Ces évolutions ont des conséquences lourdes sur les sociétés industrialisées :
. elles élargissent la concurrence à laquelle sont confrontées les entreprises à une échelle encore inconnue jusque-là. La bataille devient planétaire et se joue sur deux fronts : les prix et coûts de production, pour lesquels l’Occident est mal placé par rapport aux nouveaux entrants comme la Chine et l’Inde, et la valeur ajoutée du produit pour lequel l’Occident est, au contraire, plutôt bien placé.

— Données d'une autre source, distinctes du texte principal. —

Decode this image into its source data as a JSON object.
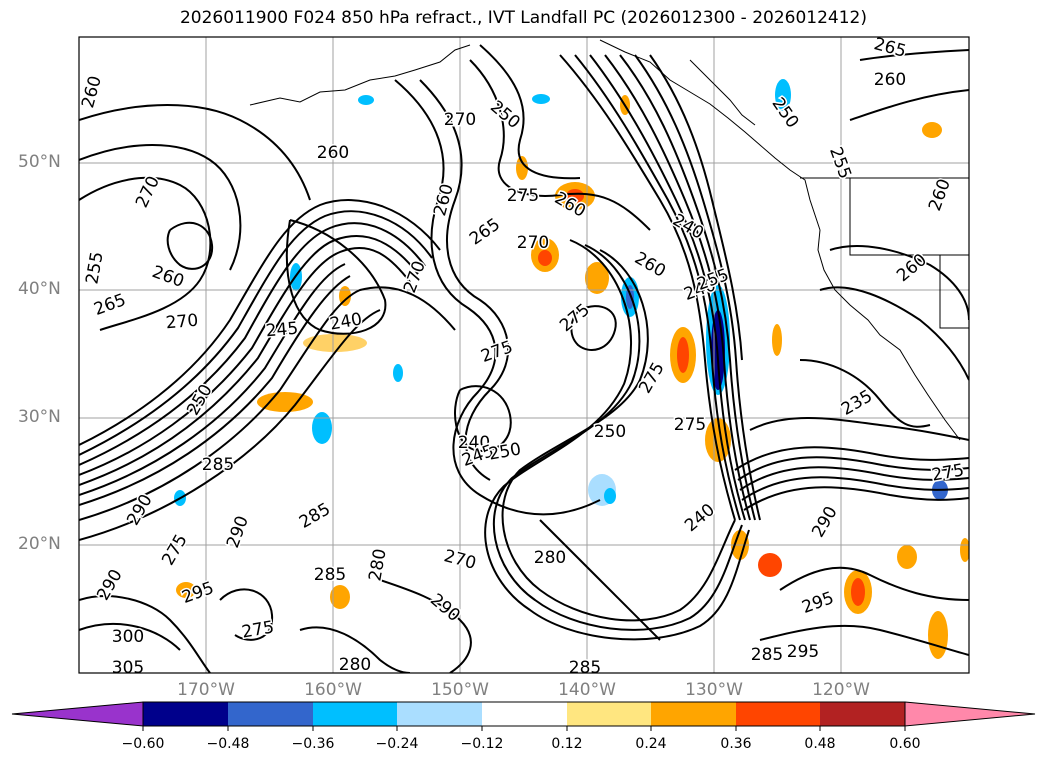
{
  "title": "2026011900 F024 850 hPa refract., IVT Landfall PC (2026012300 - 2026012412)",
  "map": {
    "lat_labels": [
      "50°N",
      "40°N",
      "30°N",
      "20°N"
    ],
    "lon_labels": [
      "170°W",
      "160°W",
      "150°W",
      "140°W",
      "130°W",
      "120°W"
    ],
    "contour_labels": [
      "260",
      "270",
      "255",
      "265",
      "260",
      "270",
      "245",
      "240",
      "250",
      "260",
      "270",
      "270",
      "250",
      "260",
      "265",
      "275",
      "270",
      "260",
      "275",
      "275",
      "240",
      "260",
      "240",
      "275",
      "240",
      "245",
      "250",
      "275",
      "250",
      "285",
      "290",
      "285",
      "290",
      "275",
      "280",
      "285",
      "290",
      "270",
      "280",
      "275",
      "300",
      "305",
      "280",
      "295",
      "285",
      "290",
      "285",
      "295",
      "295",
      "290",
      "265",
      "260",
      "250",
      "255",
      "260",
      "260",
      "235",
      "275",
      "255",
      "240"
    ]
  },
  "colorbar": {
    "ticks": [
      "−0.60",
      "−0.48",
      "−0.36",
      "−0.24",
      "−0.12",
      "0.12",
      "0.24",
      "0.36",
      "0.48",
      "0.60"
    ],
    "colors": [
      "#9933cc",
      "#00008b",
      "#3366cc",
      "#00bfff",
      "#aadeff",
      "#ffffff",
      "#ffe680",
      "#ffa500",
      "#ff4500",
      "#b22222",
      "#ff88aa"
    ]
  }
}
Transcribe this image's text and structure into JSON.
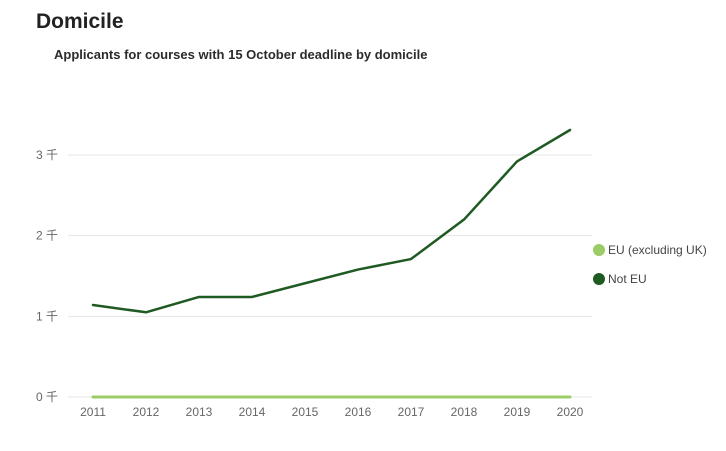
{
  "page": {
    "title": "Domicile"
  },
  "chart_data": {
    "type": "line",
    "title": "Applicants for courses with 15 October deadline by domicile",
    "xlabel": "",
    "ylabel": "",
    "x": [
      "2011",
      "2012",
      "2013",
      "2014",
      "2015",
      "2016",
      "2017",
      "2018",
      "2019",
      "2020"
    ],
    "ylim": [
      0,
      3500
    ],
    "yticks": [
      {
        "value": 0,
        "label": "0 千"
      },
      {
        "value": 1000,
        "label": "1 千"
      },
      {
        "value": 2000,
        "label": "2 千"
      },
      {
        "value": 3000,
        "label": "3 千"
      }
    ],
    "grid": true,
    "legend_position": "right",
    "series": [
      {
        "name": "EU (excluding UK)",
        "color": "#9ccc65",
        "values": [
          0,
          0,
          0,
          0,
          0,
          0,
          0,
          0,
          0,
          0
        ]
      },
      {
        "name": "Not EU",
        "color": "#1f5a22",
        "values": [
          1140,
          1050,
          1240,
          1240,
          1410,
          1580,
          1710,
          2200,
          2920,
          3310
        ]
      }
    ]
  }
}
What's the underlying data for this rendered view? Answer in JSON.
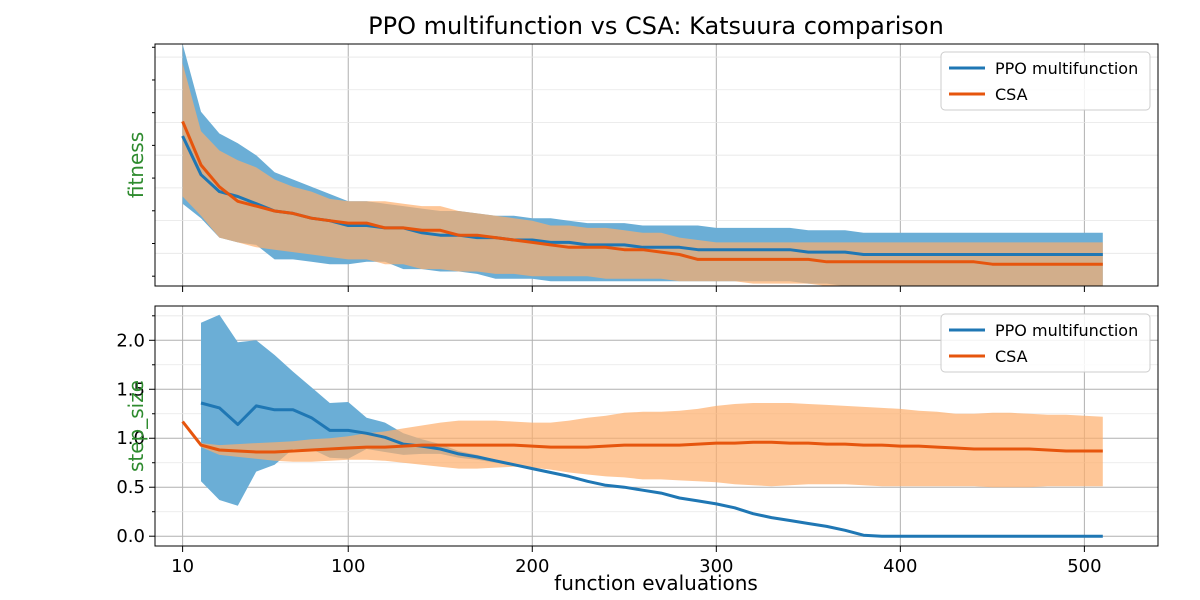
{
  "figure_title": "PPO multifunction vs CSA: Katsuura comparison",
  "xlabel": "function evaluations",
  "chart_data": [
    {
      "type": "line",
      "title": "PPO multifunction vs CSA: Katsuura comparison",
      "ylabel": "fitness",
      "xlabel": "",
      "xlim": [
        -5,
        540
      ],
      "ylim": [
        0,
        1
      ],
      "y_scale": "unlabeled (no tick labels shown)",
      "grid": true,
      "legend_position": "top-right",
      "x_ticks": [
        10,
        100,
        200,
        300,
        400,
        500
      ],
      "x_tick_labels": [
        "",
        "",
        "",
        "",
        "",
        ""
      ],
      "y_ticks": [],
      "y_tick_labels": [],
      "x": [
        10,
        20,
        30,
        40,
        50,
        60,
        70,
        80,
        90,
        100,
        110,
        120,
        130,
        140,
        150,
        160,
        170,
        180,
        190,
        200,
        210,
        220,
        230,
        240,
        250,
        260,
        270,
        280,
        290,
        300,
        310,
        320,
        330,
        340,
        350,
        360,
        370,
        380,
        390,
        400,
        410,
        420,
        430,
        440,
        450,
        460,
        470,
        480,
        490,
        500,
        510
      ],
      "series": [
        {
          "name": "PPO multifunction",
          "color": "#1f77b4",
          "band_color": "#6baed6",
          "x": [
            10,
            20,
            30,
            40,
            50,
            60,
            70,
            80,
            90,
            100,
            110,
            120,
            130,
            140,
            150,
            160,
            170,
            180,
            190,
            200,
            210,
            220,
            230,
            240,
            250,
            260,
            270,
            280,
            290,
            300,
            310,
            320,
            330,
            340,
            350,
            360,
            370,
            380,
            390,
            400,
            410,
            420,
            430,
            440,
            450,
            460,
            470,
            480,
            490,
            500,
            510
          ],
          "mean": [
            0.62,
            0.46,
            0.39,
            0.37,
            0.34,
            0.31,
            0.3,
            0.28,
            0.27,
            0.25,
            0.25,
            0.24,
            0.24,
            0.22,
            0.21,
            0.21,
            0.2,
            0.2,
            0.19,
            0.19,
            0.18,
            0.18,
            0.17,
            0.17,
            0.17,
            0.16,
            0.16,
            0.16,
            0.15,
            0.15,
            0.15,
            0.15,
            0.15,
            0.15,
            0.14,
            0.14,
            0.14,
            0.13,
            0.13,
            0.13,
            0.13,
            0.13,
            0.13,
            0.13,
            0.13,
            0.13,
            0.13,
            0.13,
            0.13,
            0.13,
            0.13
          ],
          "upper": [
            1.0,
            0.72,
            0.63,
            0.59,
            0.54,
            0.47,
            0.44,
            0.41,
            0.38,
            0.35,
            0.35,
            0.34,
            0.33,
            0.32,
            0.31,
            0.31,
            0.3,
            0.29,
            0.29,
            0.28,
            0.28,
            0.27,
            0.26,
            0.26,
            0.26,
            0.25,
            0.25,
            0.25,
            0.25,
            0.24,
            0.24,
            0.24,
            0.24,
            0.24,
            0.23,
            0.23,
            0.23,
            0.22,
            0.22,
            0.22,
            0.22,
            0.22,
            0.22,
            0.22,
            0.22,
            0.22,
            0.22,
            0.22,
            0.22,
            0.22,
            0.22
          ],
          "lower": [
            0.34,
            0.28,
            0.2,
            0.18,
            0.17,
            0.11,
            0.11,
            0.1,
            0.09,
            0.09,
            0.1,
            0.1,
            0.07,
            0.07,
            0.06,
            0.06,
            0.05,
            0.03,
            0.03,
            0.03,
            0.02,
            0.02,
            0.02,
            0.02,
            0.02,
            0.02,
            0.02,
            0.02,
            0.02,
            0.02,
            0.02,
            0.02,
            0.02,
            0.02,
            0.01,
            0.01,
            0.0,
            -0.01,
            -0.02,
            -0.02,
            -0.02,
            -0.02,
            -0.02,
            -0.02,
            -0.02,
            -0.02,
            -0.02,
            -0.02,
            -0.02,
            -0.02,
            -0.02
          ]
        },
        {
          "name": "CSA",
          "color": "#e6550d",
          "band_color": "#fdae6b",
          "x": [
            10,
            20,
            30,
            40,
            50,
            60,
            70,
            80,
            90,
            100,
            110,
            120,
            130,
            140,
            150,
            160,
            170,
            180,
            190,
            200,
            210,
            220,
            230,
            240,
            250,
            260,
            270,
            280,
            290,
            300,
            310,
            320,
            330,
            340,
            350,
            360,
            370,
            380,
            390,
            400,
            410,
            420,
            430,
            440,
            450,
            460,
            470,
            480,
            490,
            500,
            510
          ],
          "mean": [
            0.68,
            0.5,
            0.41,
            0.35,
            0.33,
            0.31,
            0.3,
            0.28,
            0.27,
            0.26,
            0.26,
            0.24,
            0.24,
            0.23,
            0.23,
            0.21,
            0.21,
            0.2,
            0.19,
            0.18,
            0.17,
            0.16,
            0.16,
            0.16,
            0.15,
            0.15,
            0.14,
            0.13,
            0.11,
            0.11,
            0.11,
            0.11,
            0.11,
            0.11,
            0.11,
            0.1,
            0.1,
            0.1,
            0.1,
            0.1,
            0.1,
            0.1,
            0.1,
            0.1,
            0.09,
            0.09,
            0.09,
            0.09,
            0.09,
            0.09,
            0.09
          ],
          "upper": [
            0.92,
            0.64,
            0.56,
            0.52,
            0.49,
            0.44,
            0.41,
            0.39,
            0.36,
            0.35,
            0.35,
            0.35,
            0.34,
            0.33,
            0.33,
            0.31,
            0.3,
            0.29,
            0.28,
            0.27,
            0.25,
            0.25,
            0.24,
            0.24,
            0.23,
            0.22,
            0.22,
            0.2,
            0.19,
            0.18,
            0.18,
            0.18,
            0.18,
            0.18,
            0.18,
            0.18,
            0.18,
            0.18,
            0.18,
            0.18,
            0.18,
            0.18,
            0.18,
            0.18,
            0.18,
            0.18,
            0.18,
            0.18,
            0.18,
            0.18,
            0.18
          ],
          "lower": [
            0.37,
            0.29,
            0.2,
            0.18,
            0.16,
            0.15,
            0.14,
            0.13,
            0.12,
            0.11,
            0.11,
            0.09,
            0.09,
            0.07,
            0.07,
            0.06,
            0.06,
            0.05,
            0.05,
            0.04,
            0.04,
            0.04,
            0.04,
            0.03,
            0.03,
            0.03,
            0.03,
            0.02,
            0.02,
            0.02,
            0.02,
            0.01,
            0.01,
            0.01,
            0.01,
            0.0,
            0.0,
            0.0,
            0.0,
            0.0,
            0.0,
            0.0,
            0.0,
            0.0,
            0.0,
            0.0,
            0.0,
            0.0,
            0.0,
            0.0,
            0.0
          ]
        }
      ]
    },
    {
      "type": "line",
      "title": "",
      "ylabel": "step_size",
      "xlabel": "function evaluations",
      "xlim": [
        -5,
        540
      ],
      "ylim": [
        -0.1,
        2.35
      ],
      "grid": true,
      "legend_position": "top-right",
      "x_ticks": [
        10,
        100,
        200,
        300,
        400,
        500
      ],
      "x_tick_labels": [
        "10",
        "100",
        "200",
        "300",
        "400",
        "500"
      ],
      "y_ticks": [
        0.0,
        0.5,
        1.0,
        1.5,
        2.0
      ],
      "y_tick_labels": [
        "0.0",
        "0.5",
        "1.0",
        "1.5",
        "2.0"
      ],
      "series": [
        {
          "name": "PPO multifunction",
          "color": "#1f77b4",
          "band_color": "#6baed6",
          "x": [
            20,
            30,
            40,
            50,
            60,
            70,
            80,
            90,
            100,
            110,
            120,
            130,
            140,
            150,
            160,
            170,
            180,
            190,
            200,
            210,
            220,
            230,
            240,
            250,
            260,
            270,
            280,
            290,
            300,
            310,
            320,
            330,
            340,
            350,
            360,
            370,
            380,
            390,
            400,
            410,
            420,
            430,
            440,
            450,
            460,
            470,
            480,
            490,
            500,
            510
          ],
          "mean": [
            1.36,
            1.31,
            1.14,
            1.33,
            1.29,
            1.29,
            1.21,
            1.08,
            1.08,
            1.05,
            1.01,
            0.94,
            0.92,
            0.89,
            0.84,
            0.81,
            0.77,
            0.73,
            0.69,
            0.65,
            0.61,
            0.56,
            0.52,
            0.5,
            0.47,
            0.44,
            0.39,
            0.36,
            0.33,
            0.29,
            0.23,
            0.19,
            0.16,
            0.13,
            0.1,
            0.06,
            0.01,
            0.0,
            0.0,
            0.0,
            0.0,
            0.0,
            0.0,
            0.0,
            0.0,
            0.0,
            0.0,
            0.0,
            0.0,
            0.0
          ],
          "upper": [
            2.18,
            2.26,
            1.98,
            2.0,
            1.85,
            1.68,
            1.52,
            1.36,
            1.37,
            1.21,
            1.16,
            1.05,
            0.99,
            0.94,
            0.87,
            0.83,
            0.78,
            0.74,
            0.7,
            0.66,
            0.62,
            0.57,
            0.53,
            0.51,
            0.48,
            0.45,
            0.4,
            0.37,
            0.34,
            0.3,
            0.24,
            0.2,
            0.17,
            0.14,
            0.11,
            0.07,
            0.02,
            0.0,
            0.0,
            0.0,
            0.0,
            0.0,
            0.0,
            0.0,
            0.0,
            0.0,
            0.0,
            0.0,
            0.0,
            0.0
          ],
          "lower": [
            0.56,
            0.37,
            0.31,
            0.66,
            0.73,
            0.89,
            0.89,
            0.8,
            0.79,
            0.89,
            0.86,
            0.83,
            0.84,
            0.84,
            0.8,
            0.78,
            0.75,
            0.72,
            0.68,
            0.64,
            0.6,
            0.55,
            0.51,
            0.49,
            0.46,
            0.43,
            0.38,
            0.35,
            0.32,
            0.28,
            0.22,
            0.18,
            0.15,
            0.12,
            0.09,
            0.05,
            0.0,
            0.0,
            0.0,
            0.0,
            0.0,
            0.0,
            0.0,
            0.0,
            0.0,
            0.0,
            0.0,
            0.0,
            0.0,
            0.0
          ]
        },
        {
          "name": "CSA",
          "color": "#e6550d",
          "band_color": "#fdae6b",
          "x": [
            10,
            20,
            30,
            40,
            50,
            60,
            70,
            80,
            90,
            100,
            110,
            120,
            130,
            140,
            150,
            160,
            170,
            180,
            190,
            200,
            210,
            220,
            230,
            240,
            250,
            260,
            270,
            280,
            290,
            300,
            310,
            320,
            330,
            340,
            350,
            360,
            370,
            380,
            390,
            400,
            410,
            420,
            430,
            440,
            450,
            460,
            470,
            480,
            490,
            500,
            510
          ],
          "mean": [
            1.17,
            0.93,
            0.88,
            0.87,
            0.86,
            0.86,
            0.87,
            0.88,
            0.89,
            0.9,
            0.91,
            0.91,
            0.92,
            0.93,
            0.93,
            0.93,
            0.93,
            0.93,
            0.93,
            0.92,
            0.91,
            0.91,
            0.91,
            0.92,
            0.93,
            0.93,
            0.93,
            0.93,
            0.94,
            0.95,
            0.95,
            0.96,
            0.96,
            0.95,
            0.95,
            0.94,
            0.94,
            0.93,
            0.93,
            0.92,
            0.92,
            0.91,
            0.9,
            0.89,
            0.89,
            0.89,
            0.89,
            0.88,
            0.87,
            0.87,
            0.87
          ],
          "upper": [
            1.17,
            0.95,
            0.93,
            0.94,
            0.95,
            0.96,
            0.97,
            0.99,
            1.0,
            1.02,
            1.05,
            1.07,
            1.1,
            1.13,
            1.16,
            1.18,
            1.18,
            1.18,
            1.17,
            1.16,
            1.16,
            1.18,
            1.21,
            1.23,
            1.26,
            1.27,
            1.27,
            1.28,
            1.3,
            1.33,
            1.35,
            1.36,
            1.36,
            1.36,
            1.35,
            1.34,
            1.33,
            1.32,
            1.31,
            1.3,
            1.28,
            1.27,
            1.25,
            1.25,
            1.26,
            1.26,
            1.25,
            1.24,
            1.24,
            1.23,
            1.22
          ],
          "lower": [
            1.17,
            0.91,
            0.83,
            0.81,
            0.79,
            0.77,
            0.76,
            0.76,
            0.77,
            0.78,
            0.78,
            0.77,
            0.75,
            0.73,
            0.71,
            0.69,
            0.69,
            0.7,
            0.71,
            0.7,
            0.68,
            0.65,
            0.63,
            0.61,
            0.6,
            0.58,
            0.58,
            0.57,
            0.56,
            0.55,
            0.53,
            0.52,
            0.51,
            0.52,
            0.53,
            0.53,
            0.53,
            0.52,
            0.51,
            0.51,
            0.51,
            0.51,
            0.51,
            0.51,
            0.5,
            0.5,
            0.5,
            0.51,
            0.51,
            0.51,
            0.51
          ]
        }
      ]
    }
  ]
}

. ces évolutions accentuent également les inquiétudes collectives, les tendances identitaires/individualistes et le besoin de sécurité. Il n’est pas anodin par exemple que deux grands succès des années 1990 soient la Renault Twingo et l’ordinateur Apple I-Book : les formes rondes et les couleurs douces (assimilées à l’univers féminin) évoquent un monde doux et rassurant. Il n’est sans doute pas anodin non plus que, dans la décennie suivante, s’impose un design plus minimaliste. Comme si une certaine prudence et une certaine réserve étaient désormais de mise.

Dans ce contexte, le design industriel devient donc, avec l’innovation, un atout maître pour les entreprises occidentales, l’une des manifestations de la nécessité d’ajouter de la valeur à un produit. Comme c’était le cas dans les années 1950-1970, il est partout : dans les marques de télévision, l’électroménager, l’alcool (Ricard fait dessiner sa célèbre carafe à cette époque-là, avant même la non moins célèbre bouteille de vodka Absolut), l’électronique, les logos des entreprises…. Le design doit permettre de séduire toujours plus de consommateurs, de relancer des ventes mises à mal par la concurrence ou les crises économiques. Bref, le design devient un élément indispensable de la création industrielle pour élargir les ventes et garantir la pérennité des profits.

Un élément encore à noter : en 1995 est signé le premier protocole de Kyoto visant à réduire les émissions de gaz à effets de serre. Depuis cette date, les préoccupations environnementales n’ont fait que prendre de l’importance. Elles ont eu pour effet de faire émerger un bio design aux formes simples et fonctionnelles. Une fois de plus, le design reflète les évolutions à l’œuvre au sein des sociétés.